Vamos a intentarlo. Vale la alegría de la pena. Retrocederemos al presente del pasado, con la condición de abonar el futuro que sigue pendiente. Ni por un pestañeo olvidaremos que “no morimos para morir”, que debemos seguir teniendo “sed y paciencias de animal”.

Mediados de la década del sesenta. Soñábamos a destajo con la imprescindible impunidad de ese tiempo de la historia y de nuestros organismos personales. Un día, Alberto Patiño Correa (abogado, galerista, ayudador de las artes bellas) llevó a Mendoza a Juan Gelman, Paco Urondo, Juan Cedrón, al bandoneonista César Stroscio y al violinista Carlos Lavochnik. El motivo eran la poesía y la música. La excusa un longplay, “Madrugada”, con poemas de Gelman y tangos de Cedrón. En el recital, en un centro israelita, había mucha más gente joven de la esperada.

Recuerdo (con perdón del verbo) la manera de decir sus poemas de Gelman, muchas veces como si los versos, en lo íntimo, se volvieran interrogación en su afirmación. (Veinticinco años después, leyendo sus “Interrupciones”, me doy cuenta de que Gelman afirma interrogando, que siempre se y nos interroga, hasta cuando parece que sostiene).

En aquel momento apunté para una crónica algunas palabras de Paco Urondo: “Digan lo que digan, tenemos que aceptarlo: el tango está entre nosotros. Nos conocemos y nos reconocemos por el tango. Aunque nos pese, entre otras cosas somos tangueros, para bien o para mal. Digan lo que digan, nos guste o nos reviente, mejor será que no nos hagamos tantas ilusiones con respecto a nosotros mismos”.

También dijo entonces Paco: “No hay poesía regular o pasable; no alcanza con ser buenos muchachos, no sirve para esto”.

Imposible olvidar, de aquella noche, la mirada con que Paco Urondo escuchaba brotar sus versos de Gelman: “Aquí pasa, señores, que me juego la muerte”. Era como si comulgara: Paco estaba comulgando Juan.

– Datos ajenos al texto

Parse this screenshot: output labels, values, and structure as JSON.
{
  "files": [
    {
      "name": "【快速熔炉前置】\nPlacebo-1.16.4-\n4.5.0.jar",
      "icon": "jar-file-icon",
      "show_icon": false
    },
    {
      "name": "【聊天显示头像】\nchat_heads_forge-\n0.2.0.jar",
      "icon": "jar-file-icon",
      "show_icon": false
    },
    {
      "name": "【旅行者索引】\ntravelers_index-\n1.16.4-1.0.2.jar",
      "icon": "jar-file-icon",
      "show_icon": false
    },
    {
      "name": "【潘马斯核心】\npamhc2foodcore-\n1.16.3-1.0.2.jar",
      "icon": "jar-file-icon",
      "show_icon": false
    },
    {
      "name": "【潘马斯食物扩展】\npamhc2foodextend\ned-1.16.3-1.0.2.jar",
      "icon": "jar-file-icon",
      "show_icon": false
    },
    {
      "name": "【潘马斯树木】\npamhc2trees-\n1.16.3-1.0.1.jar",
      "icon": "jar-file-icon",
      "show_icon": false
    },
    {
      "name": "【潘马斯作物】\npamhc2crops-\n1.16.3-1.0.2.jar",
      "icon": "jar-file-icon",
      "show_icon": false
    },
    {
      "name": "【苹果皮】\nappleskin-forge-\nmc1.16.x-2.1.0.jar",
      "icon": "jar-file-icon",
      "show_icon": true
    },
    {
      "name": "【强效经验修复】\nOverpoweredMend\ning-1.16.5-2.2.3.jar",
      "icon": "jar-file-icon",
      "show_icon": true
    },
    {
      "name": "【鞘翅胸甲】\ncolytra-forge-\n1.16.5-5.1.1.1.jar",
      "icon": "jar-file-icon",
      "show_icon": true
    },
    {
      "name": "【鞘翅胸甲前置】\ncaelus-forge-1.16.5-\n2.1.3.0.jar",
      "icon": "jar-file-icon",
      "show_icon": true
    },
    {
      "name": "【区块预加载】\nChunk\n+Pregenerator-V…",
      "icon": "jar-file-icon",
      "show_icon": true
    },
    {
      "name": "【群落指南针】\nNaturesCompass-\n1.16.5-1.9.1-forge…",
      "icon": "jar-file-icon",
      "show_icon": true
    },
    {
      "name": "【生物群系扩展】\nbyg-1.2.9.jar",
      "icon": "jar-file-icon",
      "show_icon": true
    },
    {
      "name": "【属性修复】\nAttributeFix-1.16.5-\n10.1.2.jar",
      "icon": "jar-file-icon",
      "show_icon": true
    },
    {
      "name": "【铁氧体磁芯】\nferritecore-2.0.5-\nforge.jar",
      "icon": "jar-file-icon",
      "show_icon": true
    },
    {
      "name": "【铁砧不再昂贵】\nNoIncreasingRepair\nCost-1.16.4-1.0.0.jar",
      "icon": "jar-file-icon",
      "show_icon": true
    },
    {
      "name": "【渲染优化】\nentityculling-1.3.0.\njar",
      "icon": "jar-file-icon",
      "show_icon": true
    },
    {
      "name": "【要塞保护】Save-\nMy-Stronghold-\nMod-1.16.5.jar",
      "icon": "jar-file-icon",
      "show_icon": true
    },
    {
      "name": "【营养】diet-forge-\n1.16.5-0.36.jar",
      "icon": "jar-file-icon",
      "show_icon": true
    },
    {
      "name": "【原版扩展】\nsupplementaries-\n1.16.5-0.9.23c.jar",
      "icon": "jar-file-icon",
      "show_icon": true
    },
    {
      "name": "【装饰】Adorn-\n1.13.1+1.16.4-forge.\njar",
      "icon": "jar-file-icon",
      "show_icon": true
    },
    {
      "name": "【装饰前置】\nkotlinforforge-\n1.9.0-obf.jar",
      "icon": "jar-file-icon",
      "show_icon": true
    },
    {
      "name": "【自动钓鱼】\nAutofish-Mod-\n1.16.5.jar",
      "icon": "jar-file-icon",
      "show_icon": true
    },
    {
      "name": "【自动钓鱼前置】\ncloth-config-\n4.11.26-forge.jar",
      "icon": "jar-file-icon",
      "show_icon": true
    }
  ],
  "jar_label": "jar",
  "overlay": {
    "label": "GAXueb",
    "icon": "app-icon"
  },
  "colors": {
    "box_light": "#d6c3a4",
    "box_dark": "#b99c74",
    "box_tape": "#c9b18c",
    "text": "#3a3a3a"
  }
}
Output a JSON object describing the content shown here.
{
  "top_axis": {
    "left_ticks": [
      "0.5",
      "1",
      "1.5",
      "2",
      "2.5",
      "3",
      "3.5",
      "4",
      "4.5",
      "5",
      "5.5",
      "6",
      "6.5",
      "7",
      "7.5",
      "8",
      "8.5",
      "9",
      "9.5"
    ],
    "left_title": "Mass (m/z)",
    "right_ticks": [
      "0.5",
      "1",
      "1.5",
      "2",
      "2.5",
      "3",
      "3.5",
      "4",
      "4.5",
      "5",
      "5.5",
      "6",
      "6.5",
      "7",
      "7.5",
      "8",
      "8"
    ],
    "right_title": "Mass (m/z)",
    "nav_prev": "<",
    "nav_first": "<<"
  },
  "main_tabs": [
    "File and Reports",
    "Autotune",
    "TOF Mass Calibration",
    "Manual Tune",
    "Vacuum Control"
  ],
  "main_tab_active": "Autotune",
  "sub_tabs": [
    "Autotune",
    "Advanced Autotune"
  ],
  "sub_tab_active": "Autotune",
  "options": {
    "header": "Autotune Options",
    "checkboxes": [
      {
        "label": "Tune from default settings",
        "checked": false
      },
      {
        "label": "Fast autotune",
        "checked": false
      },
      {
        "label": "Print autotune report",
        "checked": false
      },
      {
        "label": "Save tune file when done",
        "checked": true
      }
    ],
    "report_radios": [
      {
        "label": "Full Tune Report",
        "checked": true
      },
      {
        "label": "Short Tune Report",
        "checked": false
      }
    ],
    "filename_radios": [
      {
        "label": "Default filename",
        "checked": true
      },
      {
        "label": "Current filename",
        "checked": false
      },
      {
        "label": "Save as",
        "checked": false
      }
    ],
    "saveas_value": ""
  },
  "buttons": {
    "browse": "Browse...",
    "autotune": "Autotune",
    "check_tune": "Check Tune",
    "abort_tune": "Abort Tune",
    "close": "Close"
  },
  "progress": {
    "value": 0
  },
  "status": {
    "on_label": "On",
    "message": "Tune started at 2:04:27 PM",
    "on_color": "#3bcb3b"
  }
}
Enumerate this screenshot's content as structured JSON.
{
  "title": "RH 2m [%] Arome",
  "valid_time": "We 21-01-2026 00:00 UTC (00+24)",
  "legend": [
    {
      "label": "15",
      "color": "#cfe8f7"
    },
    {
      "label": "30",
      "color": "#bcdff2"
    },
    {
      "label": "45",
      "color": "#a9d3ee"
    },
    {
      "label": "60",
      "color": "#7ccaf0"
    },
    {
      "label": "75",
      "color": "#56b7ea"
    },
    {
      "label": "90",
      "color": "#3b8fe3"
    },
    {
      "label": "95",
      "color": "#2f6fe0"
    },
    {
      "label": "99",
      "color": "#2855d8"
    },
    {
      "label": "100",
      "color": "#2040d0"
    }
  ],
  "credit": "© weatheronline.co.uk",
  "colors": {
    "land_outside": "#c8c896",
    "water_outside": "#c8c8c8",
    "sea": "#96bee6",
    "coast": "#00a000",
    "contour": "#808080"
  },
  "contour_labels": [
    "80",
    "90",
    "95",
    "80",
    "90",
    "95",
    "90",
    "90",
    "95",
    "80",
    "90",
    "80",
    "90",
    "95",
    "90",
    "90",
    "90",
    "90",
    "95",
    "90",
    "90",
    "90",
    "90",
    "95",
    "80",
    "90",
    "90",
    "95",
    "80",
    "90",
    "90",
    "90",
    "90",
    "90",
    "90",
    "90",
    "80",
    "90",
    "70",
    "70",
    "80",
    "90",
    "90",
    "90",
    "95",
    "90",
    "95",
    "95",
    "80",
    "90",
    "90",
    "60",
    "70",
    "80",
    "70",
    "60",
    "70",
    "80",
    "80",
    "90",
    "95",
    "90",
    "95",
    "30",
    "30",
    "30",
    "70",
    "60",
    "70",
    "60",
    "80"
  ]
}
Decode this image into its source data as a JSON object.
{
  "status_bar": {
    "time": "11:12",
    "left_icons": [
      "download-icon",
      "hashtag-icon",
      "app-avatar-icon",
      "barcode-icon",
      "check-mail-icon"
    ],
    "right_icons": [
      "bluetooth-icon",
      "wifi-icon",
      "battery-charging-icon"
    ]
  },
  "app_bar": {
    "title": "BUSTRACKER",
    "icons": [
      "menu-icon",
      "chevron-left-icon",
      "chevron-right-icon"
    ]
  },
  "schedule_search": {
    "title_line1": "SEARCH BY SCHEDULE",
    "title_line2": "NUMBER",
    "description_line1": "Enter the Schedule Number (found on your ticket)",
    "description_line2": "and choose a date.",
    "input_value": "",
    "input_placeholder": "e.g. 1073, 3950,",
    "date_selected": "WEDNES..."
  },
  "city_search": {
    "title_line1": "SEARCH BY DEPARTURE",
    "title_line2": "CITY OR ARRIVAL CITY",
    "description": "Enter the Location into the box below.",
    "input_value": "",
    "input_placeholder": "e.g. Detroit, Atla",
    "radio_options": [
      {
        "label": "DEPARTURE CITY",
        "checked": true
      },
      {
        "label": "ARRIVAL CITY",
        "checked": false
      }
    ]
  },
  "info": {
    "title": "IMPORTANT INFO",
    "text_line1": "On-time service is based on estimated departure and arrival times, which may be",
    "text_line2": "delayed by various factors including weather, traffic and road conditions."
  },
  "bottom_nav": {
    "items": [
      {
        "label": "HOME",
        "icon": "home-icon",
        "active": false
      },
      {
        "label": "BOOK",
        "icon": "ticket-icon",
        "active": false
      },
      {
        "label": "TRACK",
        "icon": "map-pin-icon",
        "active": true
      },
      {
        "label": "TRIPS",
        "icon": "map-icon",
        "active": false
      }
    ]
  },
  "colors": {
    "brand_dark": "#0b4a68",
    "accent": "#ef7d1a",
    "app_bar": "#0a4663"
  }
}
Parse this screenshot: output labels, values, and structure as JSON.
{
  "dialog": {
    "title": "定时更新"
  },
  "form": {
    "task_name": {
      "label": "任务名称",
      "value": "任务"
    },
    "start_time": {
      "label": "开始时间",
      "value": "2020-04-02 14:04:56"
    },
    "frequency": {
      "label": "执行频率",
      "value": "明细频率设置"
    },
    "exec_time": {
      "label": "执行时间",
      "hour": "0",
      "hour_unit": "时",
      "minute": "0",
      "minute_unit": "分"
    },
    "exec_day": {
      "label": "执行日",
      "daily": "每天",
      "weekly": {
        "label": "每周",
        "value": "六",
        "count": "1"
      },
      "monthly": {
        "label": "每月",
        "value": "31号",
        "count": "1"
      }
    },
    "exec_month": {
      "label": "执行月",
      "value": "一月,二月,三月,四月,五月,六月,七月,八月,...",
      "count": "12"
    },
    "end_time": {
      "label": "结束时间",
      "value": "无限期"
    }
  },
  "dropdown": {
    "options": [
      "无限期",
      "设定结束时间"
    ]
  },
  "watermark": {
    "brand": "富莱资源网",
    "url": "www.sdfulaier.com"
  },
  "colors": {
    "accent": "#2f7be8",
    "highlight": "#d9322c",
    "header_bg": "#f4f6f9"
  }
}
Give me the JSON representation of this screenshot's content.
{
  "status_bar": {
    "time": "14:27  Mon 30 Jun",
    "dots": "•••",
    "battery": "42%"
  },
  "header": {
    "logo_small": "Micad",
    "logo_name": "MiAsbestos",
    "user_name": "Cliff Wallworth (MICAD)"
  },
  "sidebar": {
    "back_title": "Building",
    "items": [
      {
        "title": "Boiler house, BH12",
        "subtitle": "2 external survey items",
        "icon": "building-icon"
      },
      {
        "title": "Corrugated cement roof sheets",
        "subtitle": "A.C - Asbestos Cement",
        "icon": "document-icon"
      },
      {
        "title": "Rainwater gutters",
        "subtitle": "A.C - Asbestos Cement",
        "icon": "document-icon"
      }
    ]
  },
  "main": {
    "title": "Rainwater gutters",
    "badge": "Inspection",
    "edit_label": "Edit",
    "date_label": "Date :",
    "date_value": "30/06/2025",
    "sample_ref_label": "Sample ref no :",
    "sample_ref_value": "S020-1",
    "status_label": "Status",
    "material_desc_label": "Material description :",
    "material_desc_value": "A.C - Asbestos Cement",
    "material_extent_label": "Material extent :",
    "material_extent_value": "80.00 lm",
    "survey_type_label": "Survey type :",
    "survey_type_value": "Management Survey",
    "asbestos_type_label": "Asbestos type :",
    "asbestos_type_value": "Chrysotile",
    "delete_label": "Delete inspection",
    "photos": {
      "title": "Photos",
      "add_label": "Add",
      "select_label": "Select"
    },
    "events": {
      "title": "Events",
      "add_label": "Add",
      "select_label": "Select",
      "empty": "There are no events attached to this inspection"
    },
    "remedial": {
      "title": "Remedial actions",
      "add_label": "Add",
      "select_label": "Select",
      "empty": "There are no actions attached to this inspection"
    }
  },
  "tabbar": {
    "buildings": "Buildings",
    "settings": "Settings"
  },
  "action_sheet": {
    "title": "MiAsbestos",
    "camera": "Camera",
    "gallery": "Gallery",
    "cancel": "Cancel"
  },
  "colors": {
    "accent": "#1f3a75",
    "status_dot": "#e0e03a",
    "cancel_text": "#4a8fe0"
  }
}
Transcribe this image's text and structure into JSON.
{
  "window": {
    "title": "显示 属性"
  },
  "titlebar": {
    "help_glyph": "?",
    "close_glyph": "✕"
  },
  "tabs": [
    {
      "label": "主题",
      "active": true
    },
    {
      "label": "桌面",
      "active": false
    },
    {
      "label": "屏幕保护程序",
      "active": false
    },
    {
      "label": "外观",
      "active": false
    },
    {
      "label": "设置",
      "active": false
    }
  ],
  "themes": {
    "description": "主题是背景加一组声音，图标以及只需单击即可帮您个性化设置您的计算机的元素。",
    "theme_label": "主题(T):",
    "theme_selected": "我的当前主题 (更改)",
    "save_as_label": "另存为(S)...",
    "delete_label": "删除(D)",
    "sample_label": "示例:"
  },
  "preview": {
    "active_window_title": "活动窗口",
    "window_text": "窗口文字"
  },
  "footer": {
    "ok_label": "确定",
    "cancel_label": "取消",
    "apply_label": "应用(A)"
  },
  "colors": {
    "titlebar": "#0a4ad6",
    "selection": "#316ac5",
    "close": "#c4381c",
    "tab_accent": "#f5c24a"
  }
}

Y viceversa también.

Esa noche, escuchando, andaba también por allí Víctor Hugo Cúneo, poeta sumamente maldito, que dos o tres años después tuvo la ocurrencia de prenderse fuego él mismo, después de que los fascistas de la comarca le prendieran fuego tres veces su pequeño quiosquito de libros en la vereda mendocina.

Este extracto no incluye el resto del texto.